Fein watches Dorian’s lightsaber pull apart before his very eyes, and wonders if he would even be able to take his apart should he try. Circuit boards and fused metal, peeling back like they were never welded into each other, casings and wires humming in the air, and in the midst of it all – an empty space where Dorian’s kyber crystal should have been. Spiraling slowly, lazily in the air, the ruin of what was once a lightsaber.
“Your crystal?” he asks, “Where …,” he phrases the question in a way Dorian would approve of, not when or where but, “Why?”
Fein remembers piecing his saber together. It feels like a different man took the designs from the hands of his master and replicated them to the letter. Blue lines that created map to the only future he’d ever known – he’d made his lightsaber like every saber he’d ever known, just as he’d only ever wanted to be like every knight he’d ever known.

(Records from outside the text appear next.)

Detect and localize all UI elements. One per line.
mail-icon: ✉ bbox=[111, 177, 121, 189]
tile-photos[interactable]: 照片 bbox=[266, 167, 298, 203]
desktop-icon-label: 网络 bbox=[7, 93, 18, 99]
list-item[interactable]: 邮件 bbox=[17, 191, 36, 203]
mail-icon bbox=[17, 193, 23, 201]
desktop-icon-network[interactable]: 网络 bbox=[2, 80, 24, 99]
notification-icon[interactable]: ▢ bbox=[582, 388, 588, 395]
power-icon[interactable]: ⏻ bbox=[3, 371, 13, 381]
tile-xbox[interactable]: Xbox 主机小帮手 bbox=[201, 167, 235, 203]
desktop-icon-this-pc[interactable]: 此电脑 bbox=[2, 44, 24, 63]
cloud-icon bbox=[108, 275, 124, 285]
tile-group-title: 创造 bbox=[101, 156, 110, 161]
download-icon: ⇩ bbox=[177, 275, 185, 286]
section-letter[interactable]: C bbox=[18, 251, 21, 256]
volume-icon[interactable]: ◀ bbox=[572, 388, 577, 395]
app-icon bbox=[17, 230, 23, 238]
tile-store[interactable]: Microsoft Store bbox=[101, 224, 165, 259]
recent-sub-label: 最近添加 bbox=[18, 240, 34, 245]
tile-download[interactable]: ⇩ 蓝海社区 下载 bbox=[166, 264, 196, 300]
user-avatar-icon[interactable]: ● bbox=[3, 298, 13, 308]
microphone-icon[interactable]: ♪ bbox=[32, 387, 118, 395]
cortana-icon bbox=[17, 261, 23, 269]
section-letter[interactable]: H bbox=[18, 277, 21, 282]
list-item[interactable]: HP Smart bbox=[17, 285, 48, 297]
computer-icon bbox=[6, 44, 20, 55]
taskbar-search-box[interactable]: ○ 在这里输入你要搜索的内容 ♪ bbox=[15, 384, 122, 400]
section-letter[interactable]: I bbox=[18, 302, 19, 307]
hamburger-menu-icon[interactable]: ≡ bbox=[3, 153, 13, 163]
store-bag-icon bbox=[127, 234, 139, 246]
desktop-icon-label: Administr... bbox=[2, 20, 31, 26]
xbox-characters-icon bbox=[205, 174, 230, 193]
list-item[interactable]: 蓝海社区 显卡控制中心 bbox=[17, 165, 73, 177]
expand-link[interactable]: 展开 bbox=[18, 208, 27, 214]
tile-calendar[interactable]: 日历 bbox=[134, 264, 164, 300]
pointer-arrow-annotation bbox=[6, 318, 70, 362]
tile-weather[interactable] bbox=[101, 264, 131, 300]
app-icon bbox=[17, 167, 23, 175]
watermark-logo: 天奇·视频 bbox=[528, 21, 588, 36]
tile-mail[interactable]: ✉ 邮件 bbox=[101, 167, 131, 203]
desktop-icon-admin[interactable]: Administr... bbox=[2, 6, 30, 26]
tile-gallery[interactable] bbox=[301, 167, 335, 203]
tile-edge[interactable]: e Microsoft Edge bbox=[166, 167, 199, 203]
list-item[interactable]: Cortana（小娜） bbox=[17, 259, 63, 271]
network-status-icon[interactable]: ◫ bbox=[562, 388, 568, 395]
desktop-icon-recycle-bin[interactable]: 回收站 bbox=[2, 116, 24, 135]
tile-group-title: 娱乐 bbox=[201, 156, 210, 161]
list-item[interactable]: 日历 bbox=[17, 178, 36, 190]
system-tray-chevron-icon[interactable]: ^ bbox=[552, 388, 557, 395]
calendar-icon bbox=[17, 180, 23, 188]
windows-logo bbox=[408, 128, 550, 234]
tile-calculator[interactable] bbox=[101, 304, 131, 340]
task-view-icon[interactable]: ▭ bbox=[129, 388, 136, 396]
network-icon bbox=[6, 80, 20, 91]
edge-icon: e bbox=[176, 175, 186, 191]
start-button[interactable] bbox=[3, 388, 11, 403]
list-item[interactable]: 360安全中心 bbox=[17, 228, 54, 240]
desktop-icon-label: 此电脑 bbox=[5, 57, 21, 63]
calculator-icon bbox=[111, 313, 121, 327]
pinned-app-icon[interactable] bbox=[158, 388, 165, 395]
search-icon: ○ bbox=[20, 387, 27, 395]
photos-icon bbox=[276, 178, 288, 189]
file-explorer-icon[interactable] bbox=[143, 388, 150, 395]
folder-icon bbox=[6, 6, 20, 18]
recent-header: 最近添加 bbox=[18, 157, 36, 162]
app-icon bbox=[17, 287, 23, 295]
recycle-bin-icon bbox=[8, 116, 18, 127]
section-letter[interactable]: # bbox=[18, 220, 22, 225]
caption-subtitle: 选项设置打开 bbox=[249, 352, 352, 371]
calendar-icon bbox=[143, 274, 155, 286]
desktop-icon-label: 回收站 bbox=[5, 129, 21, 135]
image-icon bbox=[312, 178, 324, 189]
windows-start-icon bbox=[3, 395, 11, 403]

He lifts his weapon from the ground, fingers fumbling along the grip, as he replicates what Dorian was able to do with the force with his hands. He wonders, for a moment, if he should have used the Force, then shakes the doubt away. He built this saber with his hands, he would do this now with the same hands.
After a moment his own crystal shines against the dark backdrop of the night, echoing the pulses of negative space where Dorian’s own should have been. Fein reaches out, and takes the crystal in his hand again, feeling the purity of its power echoing with his own Force signature.
“I see … a path,” he tells Dorian finally, “I can’t be the Knight I thought I’d be. Too much has changed. I have to embrace that instead of changing it.”
He looks up, their faces lit up by the glow of their crystal and by starlight. Fein’s a deeper green, an echo of the planet where he’d hid his past and begun his life; “I can’t remember this weapon, it doesn’t feel right in my hands because my hands have changed. I’ve got to create one that will fit.”
Excitement courses through him now. For the first time since they’d left Jedha (since he’d left the pits) he has a purpose again.
Dorian can’t say, but the day Emperor Palpatine executed Order 66, his entire world splintered off into fragments—a spiderweb of cracks pulsing from every decision he might make. When he held his weapon, all he felt was pain pain pain. Plagued in an instant by visions of him harming another, and then that life tumbling onto the next, and the next, for thousands of years to come—he couldn’t do it. Even the mere possibility that he could cause such unspeakable damage with his lightsaber was something he decided he couldn’t risk.
He looks over Fein’s shoulder and spots them playing together at the base of a large tree planted decades before they’d ever been born. It was her who he pulled from the Temple, it was her who he’d given his Kyber crystal.
These thoughts feel like an eternity for Dorian, though in reality, only occur in a manner of seconds. He hums a single note and replies, “Little Dreamwalker, we are all on separate pathways, some intersecting, some parallel to one another.” A long pause, the silence drawing out between them before he continues, “I saw something, once,” His voice grows softer, his gaze further away, “It was all red; my weapon humming steadily in my hands. I hid the crystal but kept the rest. I keep it with me as a reminder of my path.”
From then, he swore never to look into his future again. It’s been a shadow to him ever since.
Fein’s path shines clear and true. Once, there was another way—once, before the ruin of the Jedi befell them, he might have fought with that very same lightsaber in his hands. Dorian peers closely at the dark space behind Fein and realizes now as the image comes into focus that the weapon he wields in a different future is that of another kind.
At that, he smiles, something present to it. He nods once. “Good. Hold on to that path, Little Dreamwalker. The only one who can take it from you is yourself.”